While we have a vaccine to prevent hepatitis B, there is no similar vaccine for hepatitis C. About 44,000 people on Long Island have been diagnosed with hepatitis C, but I believe that number underestimates the true number of cases; I've been diagnosing viral hepatitis in 10 to 15 new patients daily since I opened my practice on Long Island in 1991.
Viral hepatitis can lead to cirrhosis, liver cancer or liver failure, and it causes around a million deaths each year worldwide, many of them preventable. The problem is that most people with viral hepatitis don't know that they have it. Typically, viral hepatitis is either a silent disease, or the symptoms that come with it, such as fatigue, are so vague that they get attributed to something else. Left undiagnosed, the virus causes deterioration of the liver, until it reaches the point of no return.
When I began my career in the 1980s, there wasn't much a doctor could do to treat viral hepatitis. The hepatitis C virus hadn't been identified and, though hepatitis B had been discovered in 1967, there was no effective treatment.
Treatment for hepatitis C was first approved by the FDA in 1991. It consisted of 6 months of injections with an antiviral medication known as interferon, which was approved the following year to treat hepatitis B. But results were disappointing for both diseases -- a mere 6 percent of people with hepatitis C were able to eradicate the virus from their bodies, and for most people with hepatitis B, the virus reappeared in their blood as soon as interferon was stopped.
Fast-forward to 2011. We have made remarkable medical advances: Hepatitis B can now be treated with one pill a day, and while many people need to continue medication for the rest of their lives, most are able to put the virus into remission. That means they are no longer contagious to others, and the hepatitis virus has little ability to cause further damage to their bodies.

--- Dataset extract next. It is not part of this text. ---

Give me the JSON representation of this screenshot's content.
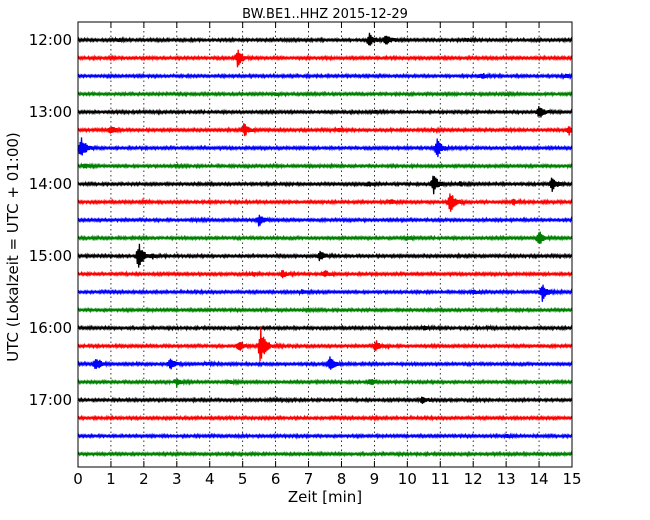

And now, for hepatitis C patients, by adding a protease inhibitor to their current treatment regimen, cure rates (yes, cure) will skyrocket to 75 percent -- even in people with the most common and most difficult strain to cure.
But none of these advances will matter if people continue to be unaware that they have the disease. Given the new cure rates for hepatitis C and the effectiveness of current hepatitis B treatments, there is no question that everyone at risk should get tested for these diseases.
In its action plan released last week, the Department of Health and Human Services is working to raise awareness and improve screening nationwide. These are laudable efforts to address this significant health problem. By promoting greater understanding of these diseases -- and with the treatments now available -- we actually now have a chance to make viral hepatitis an epidemic of the past.